Don’t call the Bronx Zoo or the ASPCA. It’s true a lion was loose in Van Cortlandt Park, but it was there to dance, not devour. The colorful feline predator was actually a two-person puppet participating in the park’s popular Barefoot Dancing series.
Since 2007, when it moved from Wave Hill, the series has brought a different unique style of dance to the park at 6:30 p.m. on Thursdays in summer. This year’s program began on July 11, and last Thursday it was the lion’s turn to edify and entertain as part of a traditional Lion Dance.
The indigenous Chinese dance, which dates back hundreds of years, was performed by the Austin, Texas-based Keito Academy of Ethno Preforming Arts, a 20-year-old academy that has revived and preformed indigenous dances from around the world throughout the United States.
Jaime Flood, a first timer to the event, thought it provided an exceptional chance to culturally enrich children. “It lets them see and experience different cultures, especially for inner-city kids who don’t have that opportunity,” she said.
The dance incorporates a two-person lion costume reminiscent of the dragon costumes often associated with Chinese celebrations. Both costumes consist of a headpiece and a long cape, but the lion costume uses just two people, whereas the dragon costume can have as many as 30 according to conductor and troupe leader, Keito St. James.

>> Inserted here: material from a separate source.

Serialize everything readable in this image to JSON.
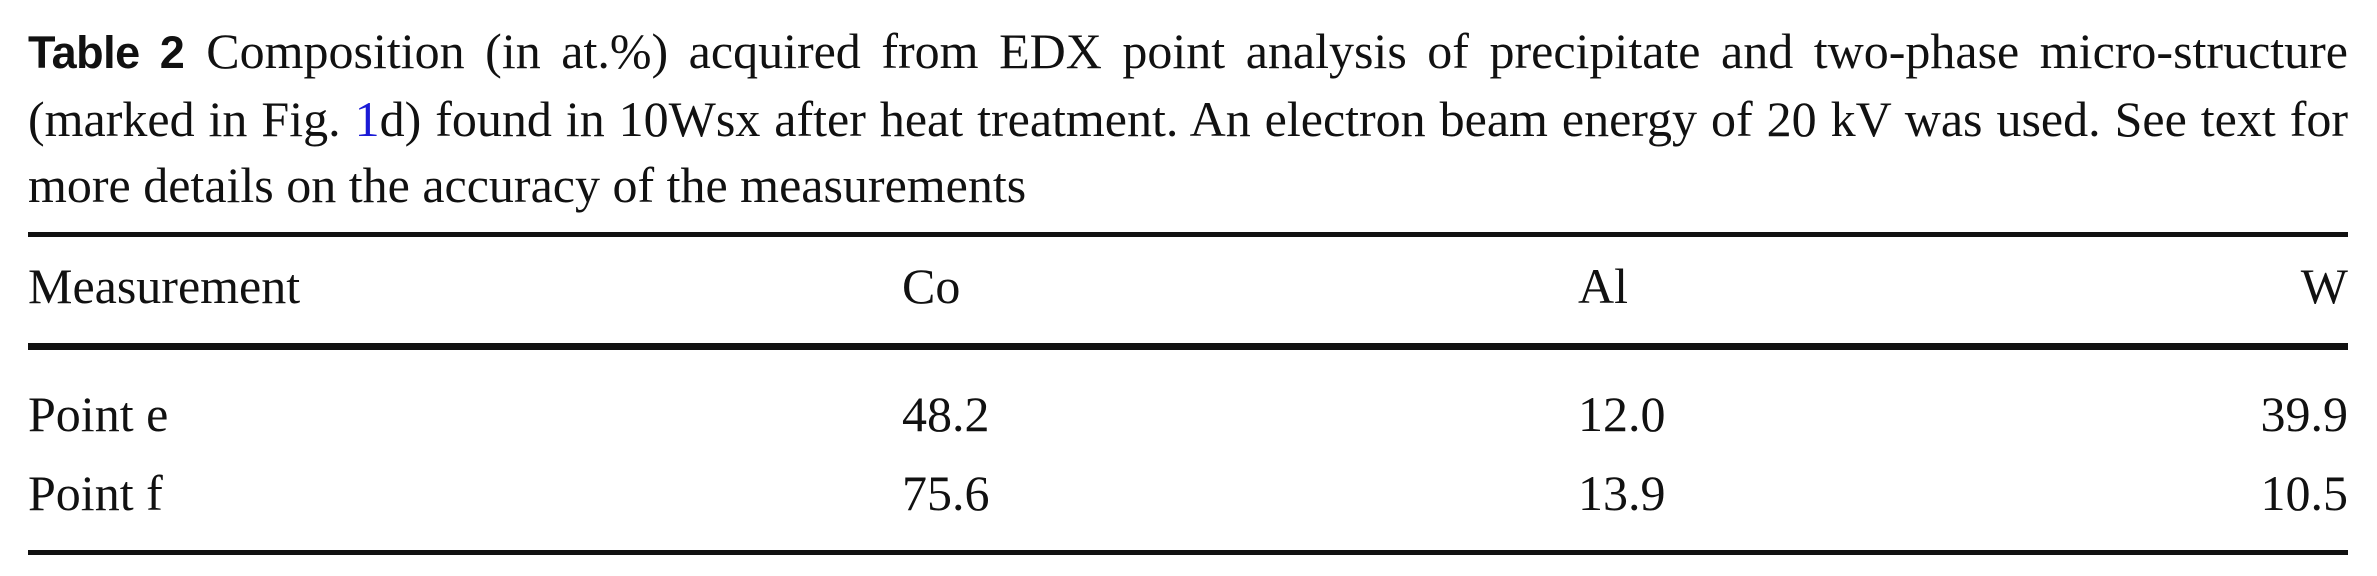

Mr. James also gave a brief history of the lion tradition during the performance, which he says migrated from India. He credits Buddha for introducing the tradition to China. In addition to the lion costume, the dance also features two masked Buddhas, one male and one female.
The lion’s headpiece was intricately decorated with movable eyelids and a mouth. Mr. James says this is identical to the headpieces that would have been used in ancient Chinese lion dances. The dance was accompanied by a monotonous drum, maintained by Mr. James, and cymbals played by different performers throughout the show. The lion moved with the rhythm seamlessly, with the movements of the dancers changing with the speed and the intensity of the drum beats.

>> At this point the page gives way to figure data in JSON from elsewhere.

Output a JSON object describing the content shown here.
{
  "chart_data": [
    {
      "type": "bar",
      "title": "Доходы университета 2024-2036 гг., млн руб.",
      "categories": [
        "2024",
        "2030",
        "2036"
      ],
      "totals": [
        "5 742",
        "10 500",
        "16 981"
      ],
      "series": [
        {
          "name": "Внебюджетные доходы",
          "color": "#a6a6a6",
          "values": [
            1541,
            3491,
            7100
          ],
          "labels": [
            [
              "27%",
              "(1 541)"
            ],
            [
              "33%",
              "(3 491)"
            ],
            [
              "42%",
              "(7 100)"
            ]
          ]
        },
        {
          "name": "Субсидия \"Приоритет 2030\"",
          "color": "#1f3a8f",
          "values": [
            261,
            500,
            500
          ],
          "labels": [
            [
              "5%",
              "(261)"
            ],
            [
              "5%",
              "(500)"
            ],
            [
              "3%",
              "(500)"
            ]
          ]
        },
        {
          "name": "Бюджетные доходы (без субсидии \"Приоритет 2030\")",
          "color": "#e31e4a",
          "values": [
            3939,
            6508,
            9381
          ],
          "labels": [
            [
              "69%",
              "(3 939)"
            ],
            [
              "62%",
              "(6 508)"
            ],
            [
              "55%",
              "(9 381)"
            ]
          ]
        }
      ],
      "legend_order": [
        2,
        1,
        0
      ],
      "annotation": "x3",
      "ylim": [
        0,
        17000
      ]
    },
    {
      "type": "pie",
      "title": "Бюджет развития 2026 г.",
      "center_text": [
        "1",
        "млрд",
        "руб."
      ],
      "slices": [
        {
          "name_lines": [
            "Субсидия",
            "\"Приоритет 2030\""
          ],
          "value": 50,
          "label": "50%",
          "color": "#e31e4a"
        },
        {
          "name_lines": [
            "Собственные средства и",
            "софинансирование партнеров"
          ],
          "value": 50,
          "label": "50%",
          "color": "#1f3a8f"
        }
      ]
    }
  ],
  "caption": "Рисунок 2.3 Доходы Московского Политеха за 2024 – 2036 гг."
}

The dancers interacted with the audience in a variety of ways and were not shy about intruding into the spectators’ personal space. They wandered amongst the seated audience, hoping to engage them, and eventually invited spectators, mostly children but some adults, to learn some of the simpler dance steps.
Although many of the children started out uneasy with the giant lion head, they began to warm up to it, and those who volunteered to learn the steps had an opportunity to form a human train beneath the cape of the lion and follow the dancer in the headpiece as the drumming continued. All was going well until the conductor prompted the lion to “roll over,” a move expertly completed earlier in the performance by a duo of dancers in the lion costume, but upon the children’s attempt, the line promptly fell apart, as they simultaneously rolled onto the ground giggling uncontrollably.
Rurik Asher Baumrin and Colin Mark, founders of the newly conceived “Fill a Room” book drive, were also at the event, reading out loud to children who wandered from the dancing, raising awareness about their organization and taking any book donations.
The young men, both newly graduated from Horace Mann School, said they created the initiative, with support from Horace Mann to “encourage high literacy” and spearhead “a cultural shift to make reading more popular.”
The two have recently donated 500 books to the Safe Horizons Women’s Shelter and will be present and taking donations at the next two Barefoot Dancing events at Van Cortlandt Park.
Barefoot Dancing will return Aug. 1 with a performance by The Greek American Folklore Society at 6:30 p.m.